The Guy Who Sailed Across An Ocean For The Hell Of It
Humanity likes traversing things -- continents, oceans, planets -- and we've never let trivial details like "It's actually pretty easy to do that now" stop us from making it much, much harder than it needs to be. But making things harder than they needed to be was kind of John Fairfax's whole shtick.
Fairfax's life reads like a Daniel Defoe character was dropped into the modern world. He claims to have fled home to live in the Argentine jungle at 13, attempted a lovesick suicide by jaguar at 20 only to emerge with a new zeal for life, and spent three years as a pirate and smuggler based out of Panama, among other adventures. Admittedly, the source of all these claims is Fairfax himself, but he is on record as having sent a dead shark to a reporter who didn't believe he'd once fought one, so if nothing else, he was at least committed.

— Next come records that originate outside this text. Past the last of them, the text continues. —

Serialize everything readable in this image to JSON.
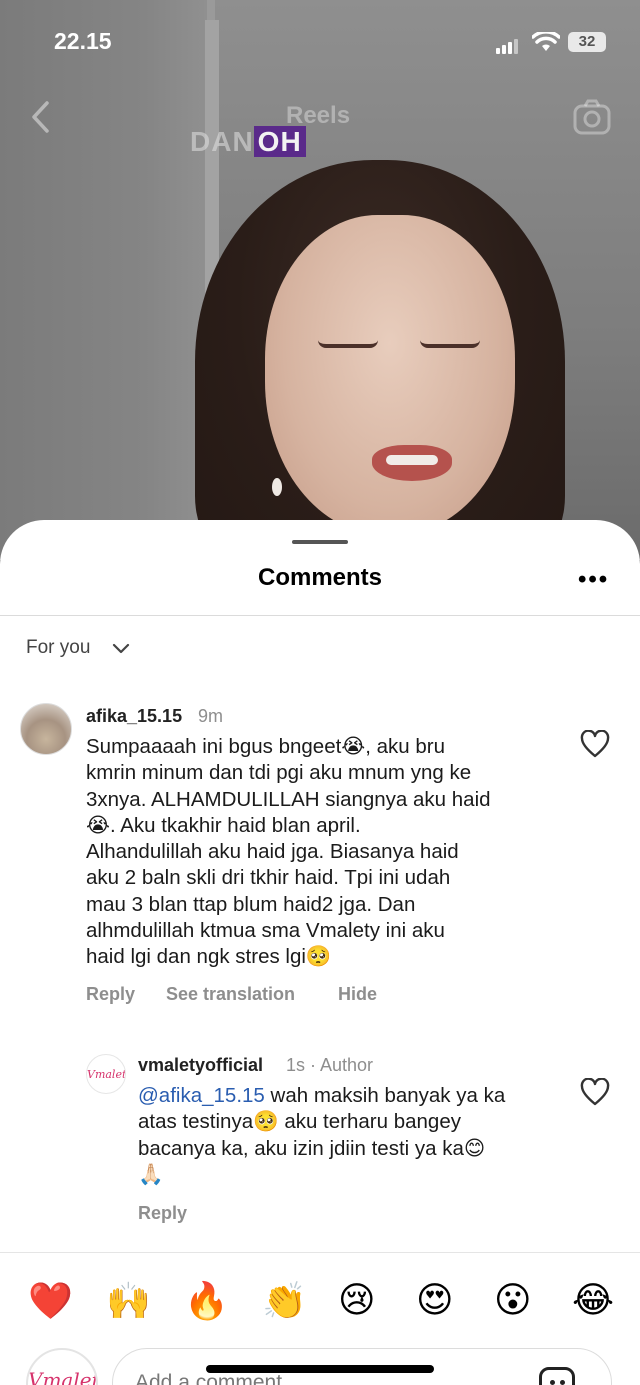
{
  "status_bar": {
    "time": "22.15",
    "battery": "32"
  },
  "video": {
    "header_title": "Reels",
    "overlay_text_1": "DAN",
    "overlay_text_2": "OH"
  },
  "sheet": {
    "title": "Comments",
    "filter_label": "For you",
    "comments": [
      {
        "username": "afika_15.15",
        "time": "9m",
        "lines": [
          "Sumpaaaah ini bgus bngeet😭, aku bru",
          "kmrin minum dan tdi pgi aku mnum yng ke",
          "3xnya. ALHAMDULILLAH siangnya aku haid",
          "😭. Aku tkakhir haid blan april.",
          "Alhandulillah aku haid jga.  Biasanya haid",
          "aku 2 baln skli dri tkhir haid. Tpi ini udah",
          "mau 3 blan ttap blum haid2 jga. Dan",
          "alhmdulillah ktmua sma Vmalety ini aku",
          "haid lgi dan ngk stres lgi🥺"
        ],
        "actions": [
          "Reply",
          "See translation",
          "Hide"
        ]
      }
    ],
    "reply": {
      "username": "vmaletyofficial",
      "meta": "1s · Author",
      "mention": "@afika_15.15",
      "line1_rest": " wah maksih banyak ya ka",
      "lines": [
        "atas testinya🥺  aku terharu bangey",
        "bacanya ka, aku izin jdiin testi ya ka😊",
        "🙏🏻"
      ],
      "action": "Reply",
      "avatar_text": "Vmalety"
    },
    "reactions": [
      "❤️",
      "🙌",
      "🔥",
      "👏",
      "😢",
      "😍",
      "😮",
      "😂"
    ],
    "input": {
      "placeholder": "Add a comment...",
      "avatar_text": "Vmalety"
    }
  }
}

And what's undeniable is that on January 20, 1969, a 32-year-old Fairfax left the Canary Islands in a 22-foot rowboat stocked with oatmeal, Spam, water, and little else. His goal was to fulfill a childhood dream and become the first man to row solo across an ocean, although he would occasionally get a shower, a hot meal, and supplies from passing cargo ships. After 19 days, he'd only managed 83 nautical miles, and one of those ships offered him free passage back to civilization. He was sorely tempted but instead went back into the water and got to work on the remaining 3,500 miles.
The whole affair was so mind-numbing that Fairfax claims he talked to Venus for company, and his journal portrays the endeavor as a lonely and often miserable slog where the only highlights were helpful winds and the occasional fish dinner. By July 6, he was close enough to America that a plane full of reporters buzzed him to snap photos, but it still took him until July 19, half-a-year after he'd set out, to land in Florida. And then, the next day, man walked on the moon.
Fairfax's pretty neat achievement was overshadowed by a revolutionary one, although the Apollo 11 astronauts actually sent him a letter of congratulations upon their return to Earth. An exhausted Fairfax told reporters that the adventure had been so hard and boring that he would never do it again unless he had a woman with him. And so in 1971, he left San Francisco with Sylvia Cook, arriving in Australia 361 days later as the first people to row across that ocean.
Cook, discussing a trip where they battled a cyclone and had to patch up a shark bite on Fairfax's arm, said, "most of the time it's really boring." Fairfax died in 2012 after a long stint as a professional gambler, but at last report, Cook was doing well in a nursing home, where hopefully she blows people's minds on movie night by saying "Pfft, that's it?" to Moana.